Benefits for Chromatin‑Remodeling Research
- High‑Resolution Benchmark – Provides a reference for cryo‑EM studies of other remodelers (e.g., SWI/SNF, ISWI).
- Mechanistic Clarity – Direct visualization of the ATPase‑DNA interface resolves long‑standing debates about the “push‑pull” versus “inchworm” remodeling models.
- Drug Discovery Platform – Atomic details of the Chd1 chromodomain‑H3 tail interaction open avenues for small‑molecule inhibitors targeting epigenetic readers in cancer.
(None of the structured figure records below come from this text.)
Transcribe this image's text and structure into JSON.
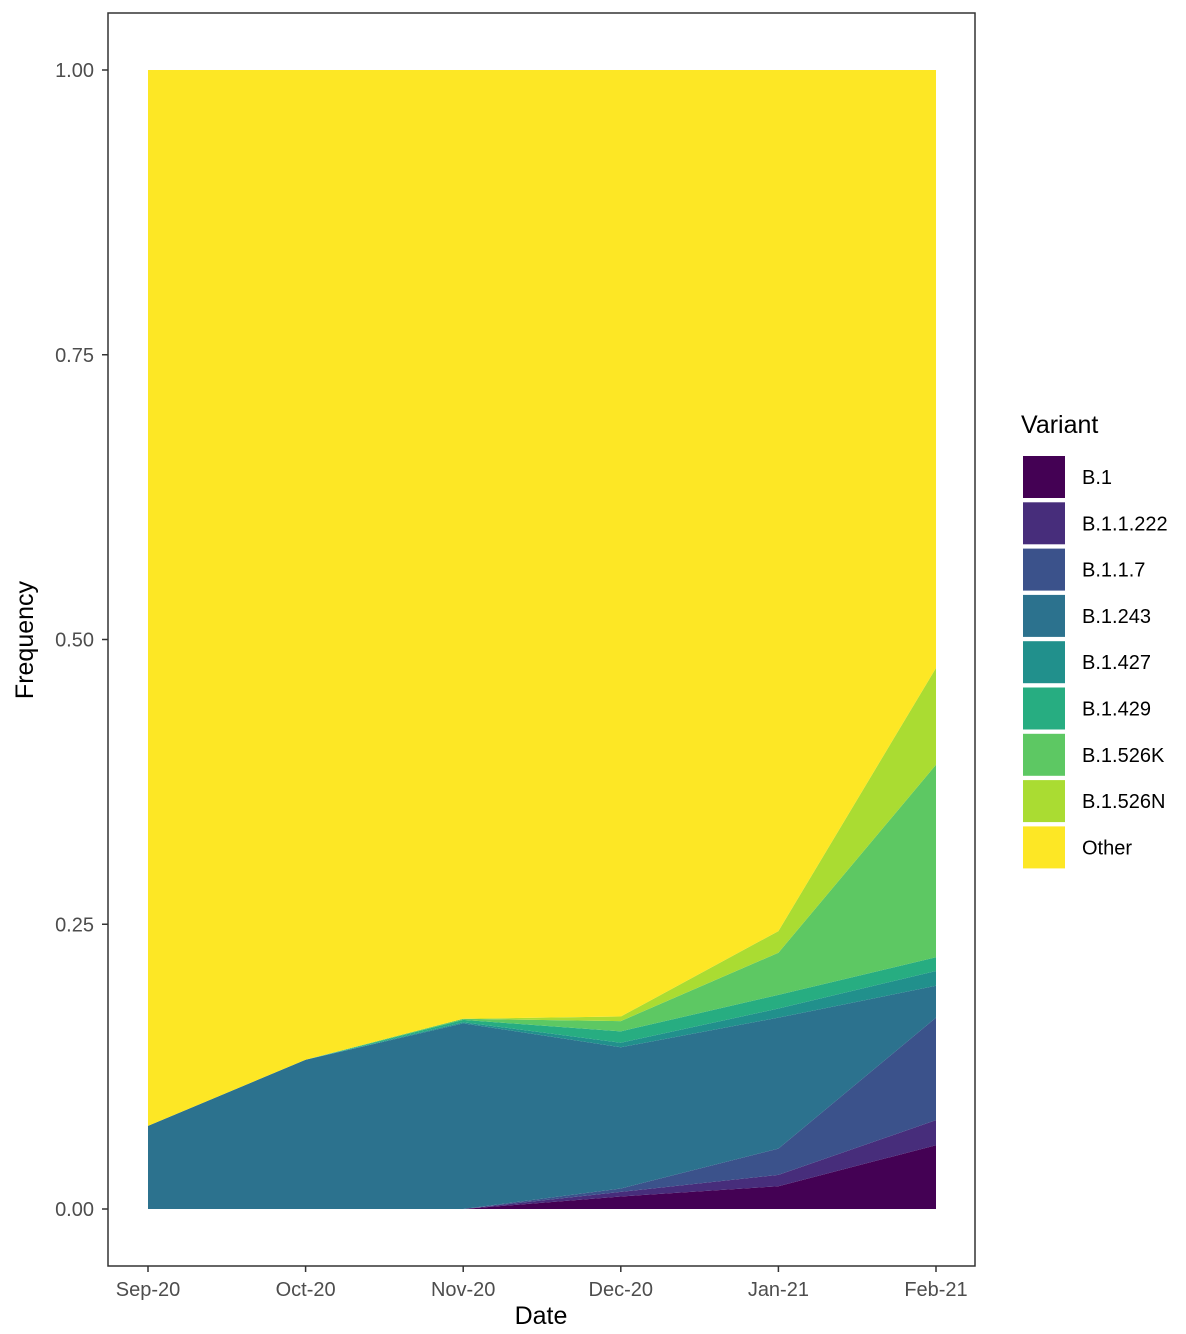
{
  "chart_data": {
    "type": "area",
    "stacked": true,
    "xlabel": "Date",
    "ylabel": "Frequency",
    "x": [
      "Sep-20",
      "Oct-20",
      "Nov-20",
      "Dec-20",
      "Jan-21",
      "Feb-21"
    ],
    "ylim": [
      0,
      1
    ],
    "y_ticks": [
      "0.00",
      "0.25",
      "0.50",
      "0.75",
      "1.00"
    ],
    "y_tick_values": [
      0,
      0.25,
      0.5,
      0.75,
      1.0
    ],
    "grid": false,
    "legend": {
      "title": "Variant",
      "position": "right"
    },
    "series": [
      {
        "name": "B.1",
        "color": "#440154",
        "values": [
          0.0,
          0.0,
          0.0,
          0.011,
          0.02,
          0.056
        ]
      },
      {
        "name": "B.1.1.222",
        "color": "#472D7B",
        "values": [
          0.0,
          0.0,
          0.0,
          0.004,
          0.01,
          0.022
        ]
      },
      {
        "name": "B.1.1.7",
        "color": "#3B528B",
        "values": [
          0.0,
          0.0,
          0.0,
          0.003,
          0.023,
          0.09
        ]
      },
      {
        "name": "B.1.243",
        "color": "#2C728E",
        "values": [
          0.073,
          0.131,
          0.163,
          0.124,
          0.115,
          0.028
        ]
      },
      {
        "name": "B.1.427",
        "color": "#21908C",
        "values": [
          0.0,
          0.0,
          0.001,
          0.004,
          0.008,
          0.013
        ]
      },
      {
        "name": "B.1.429",
        "color": "#27AD81",
        "values": [
          0.0,
          0.0,
          0.002,
          0.01,
          0.012,
          0.012
        ]
      },
      {
        "name": "B.1.526K",
        "color": "#5DC863",
        "values": [
          0.0,
          0.0,
          0.001,
          0.009,
          0.037,
          0.169
        ]
      },
      {
        "name": "B.1.526N",
        "color": "#AADC32",
        "values": [
          0.0,
          0.0,
          0.0,
          0.004,
          0.019,
          0.085
        ]
      },
      {
        "name": "Other",
        "color": "#FDE725",
        "values": [
          0.927,
          0.869,
          0.833,
          0.831,
          0.756,
          0.525
        ]
      }
    ]
  }
}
Real‑World Example: Yeast vs. Human Chd1
- A comparative study (Nat. Struct. Mol. Biol. 2024) aligned the yeast Chd1‑Nuc 2 structure (PDB 8DEF) with human CHD1‑Nuc 2 (PDB 8XYZ).
- Despite ∼75 % sequence identity, the human complex displays an extended linker helix that stabilizes DNA at SHL + 1, correlating with the higher processivity observed in human chromatin remodeling assays.
- Researchers leveraged the deposited human density map (EMD‑DDD) to design mutagenesis experiments, confirming that deletion of the linker helix reduces nucleosome‑sliding velocity by ~30 %.
Case study: Applying the Structures to Nucleosome‑Positioning algorithms
- The precise DNA path captured in the three Chd1 complexes was incorporated into the
nuCposalgorithm (bioRxiv 2025). - By feeding the remodeled DNA trajectories as training data, the updated predictor achieved a 12 % advancement in positioning accuracy for AT‑rich promoters in Drosophila cells.
Key Takeaways for Researchers
- The deposited density maps (EMD‑AAA/B/C) and atomic coordinates (PDB 8ABC/DEF/GHI) provide a complete, interoperable dataset for both structural biologists and computational scientists.
- Understanding the stepwise conformational changes of Chd1 offers actionable insights for designing experiments on nucleosome dynamics, epigenetic regulation, and therapeutic targeting.
- Immediate use cases include: validating cryo‑EM pipelines, refining nucleosome‑positioning models, and guiding mutagenesis of remodeler domains.